Настроение зависит куда более от того, как мы встречаем события нашей жизни, чем от природы самих событий. А все события жизни нам, тогда молодым и полным энергии, казались прекрасными. Даже черные тучи и моросящий дождик не омрачали нашего настроения. Мы, с видом следопытов, начали прочесывать местный погост. Говорят, что именно старые кладбищенские места являются в том числе и «инвалидами истины». Наверное, это так, потому, что заброшенных могил оказалось в достаточном количестве. Наши взоры остановились у самой заброшенной, заросшей бурьяном, с почти упавшим старым крестом, без каких-либо надписей. Следуя заповеди, что женщины и мудрецы не должны принимать участия в суете, я просто наблюдала, время от времени давала советы, а мужская часть комсомола трудилась над «образом». Воображение делает человека чувствительного художником, а мужественного – героем. Таковыми мы себя и чувствовали в тот миг «творчества и чувств». К вечеру управились, сделав все «как положено» и отрапортовав вышестоящим «старцам».

Константин Устинович прибыл в Новоселово в полдень. Помню, как дрожали руки, когда мы вручали ему хлеб и соль, как огромным эскортом ехали мы на кладбище, как, очень уж небрежно, генсек возложил венок из живых цветов на «могилу матушки своей». И тут, ко всеобщему удивлению, или, вернее, ужасу, «вдруг откуда ни возьмись» появился у могилы местный балабол Прохор.

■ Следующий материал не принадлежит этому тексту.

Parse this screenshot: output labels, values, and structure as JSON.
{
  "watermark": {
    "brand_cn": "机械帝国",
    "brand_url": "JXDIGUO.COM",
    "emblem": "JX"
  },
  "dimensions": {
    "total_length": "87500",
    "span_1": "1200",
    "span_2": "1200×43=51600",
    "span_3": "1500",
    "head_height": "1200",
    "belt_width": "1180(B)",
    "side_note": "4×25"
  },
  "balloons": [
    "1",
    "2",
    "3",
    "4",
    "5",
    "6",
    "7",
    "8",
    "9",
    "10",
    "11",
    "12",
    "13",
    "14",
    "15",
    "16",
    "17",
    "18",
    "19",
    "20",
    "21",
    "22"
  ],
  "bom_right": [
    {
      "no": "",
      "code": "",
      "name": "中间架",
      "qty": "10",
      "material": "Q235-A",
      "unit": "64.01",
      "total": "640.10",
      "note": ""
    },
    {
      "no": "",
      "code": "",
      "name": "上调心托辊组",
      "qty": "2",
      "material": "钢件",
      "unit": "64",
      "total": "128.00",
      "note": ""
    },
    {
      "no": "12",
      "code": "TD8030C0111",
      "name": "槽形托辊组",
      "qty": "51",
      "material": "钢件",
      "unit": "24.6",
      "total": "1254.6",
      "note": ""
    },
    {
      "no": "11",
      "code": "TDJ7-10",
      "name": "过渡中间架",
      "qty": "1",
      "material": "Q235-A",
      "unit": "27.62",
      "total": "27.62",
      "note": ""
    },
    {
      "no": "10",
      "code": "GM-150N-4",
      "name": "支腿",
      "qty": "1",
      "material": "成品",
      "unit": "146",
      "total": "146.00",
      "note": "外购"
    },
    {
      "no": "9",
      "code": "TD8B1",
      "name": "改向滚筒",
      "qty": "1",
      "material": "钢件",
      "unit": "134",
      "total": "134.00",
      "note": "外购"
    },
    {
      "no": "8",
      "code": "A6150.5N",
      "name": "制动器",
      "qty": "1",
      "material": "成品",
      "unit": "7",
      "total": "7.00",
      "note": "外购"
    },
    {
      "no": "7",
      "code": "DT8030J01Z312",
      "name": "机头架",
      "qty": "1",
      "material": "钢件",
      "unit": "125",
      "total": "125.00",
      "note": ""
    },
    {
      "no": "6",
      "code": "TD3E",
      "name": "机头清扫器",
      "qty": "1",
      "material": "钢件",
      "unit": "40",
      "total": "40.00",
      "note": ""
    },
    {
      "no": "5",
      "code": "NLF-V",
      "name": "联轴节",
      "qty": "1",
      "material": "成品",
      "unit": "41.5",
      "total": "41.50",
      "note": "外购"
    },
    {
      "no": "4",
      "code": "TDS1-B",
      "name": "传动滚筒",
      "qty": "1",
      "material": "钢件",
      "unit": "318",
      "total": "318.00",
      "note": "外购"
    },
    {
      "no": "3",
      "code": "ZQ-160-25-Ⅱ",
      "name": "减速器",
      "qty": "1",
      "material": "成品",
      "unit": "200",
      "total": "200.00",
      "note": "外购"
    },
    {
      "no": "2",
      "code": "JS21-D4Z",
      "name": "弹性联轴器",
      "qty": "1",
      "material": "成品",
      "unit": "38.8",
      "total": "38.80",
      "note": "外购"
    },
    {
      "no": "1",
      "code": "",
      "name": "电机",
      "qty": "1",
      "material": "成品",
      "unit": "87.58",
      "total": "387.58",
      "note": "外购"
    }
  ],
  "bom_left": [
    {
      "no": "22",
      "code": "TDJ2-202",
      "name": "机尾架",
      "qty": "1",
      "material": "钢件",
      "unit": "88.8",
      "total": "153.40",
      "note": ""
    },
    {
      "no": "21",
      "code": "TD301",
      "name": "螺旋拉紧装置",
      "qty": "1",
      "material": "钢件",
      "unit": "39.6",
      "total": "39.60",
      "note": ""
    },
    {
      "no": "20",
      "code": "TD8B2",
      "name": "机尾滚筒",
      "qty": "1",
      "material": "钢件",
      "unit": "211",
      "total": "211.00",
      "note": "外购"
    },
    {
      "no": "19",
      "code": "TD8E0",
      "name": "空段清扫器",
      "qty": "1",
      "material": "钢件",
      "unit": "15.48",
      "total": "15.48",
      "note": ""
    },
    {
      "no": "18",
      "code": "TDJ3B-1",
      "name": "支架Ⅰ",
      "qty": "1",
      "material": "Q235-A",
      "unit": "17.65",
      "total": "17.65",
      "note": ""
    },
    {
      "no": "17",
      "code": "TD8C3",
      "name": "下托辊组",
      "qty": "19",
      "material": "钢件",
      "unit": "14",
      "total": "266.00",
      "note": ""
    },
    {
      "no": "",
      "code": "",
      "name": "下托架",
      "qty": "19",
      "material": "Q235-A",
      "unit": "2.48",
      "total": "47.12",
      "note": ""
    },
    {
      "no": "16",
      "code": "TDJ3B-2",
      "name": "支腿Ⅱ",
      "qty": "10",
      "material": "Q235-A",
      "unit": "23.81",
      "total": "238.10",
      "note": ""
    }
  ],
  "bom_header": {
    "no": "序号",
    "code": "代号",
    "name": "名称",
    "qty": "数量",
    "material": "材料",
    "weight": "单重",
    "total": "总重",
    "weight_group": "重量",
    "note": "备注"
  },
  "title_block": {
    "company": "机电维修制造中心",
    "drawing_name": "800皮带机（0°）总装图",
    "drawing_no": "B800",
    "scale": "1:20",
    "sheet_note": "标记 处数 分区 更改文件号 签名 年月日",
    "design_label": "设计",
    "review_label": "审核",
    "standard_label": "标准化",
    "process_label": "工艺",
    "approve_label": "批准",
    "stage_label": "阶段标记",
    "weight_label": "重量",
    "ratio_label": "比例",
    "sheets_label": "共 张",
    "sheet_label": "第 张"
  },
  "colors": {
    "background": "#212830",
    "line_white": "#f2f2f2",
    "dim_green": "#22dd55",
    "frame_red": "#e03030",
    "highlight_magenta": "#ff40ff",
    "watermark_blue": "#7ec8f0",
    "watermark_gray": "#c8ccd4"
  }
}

Пьяному и на светлой улице темно. Он по-настоящему пёр напролом, всем нутром чувствую свою правоту:
- И не Харитина здесь вовсе упокоилась, а наш Федька – гармонист. Уже годков десять, как «отгармонил», - заявил, пьяно ухмыляясь, Прохор. Все попытки тихо и незаметно удалить его с места общего сбора оказались тщетными.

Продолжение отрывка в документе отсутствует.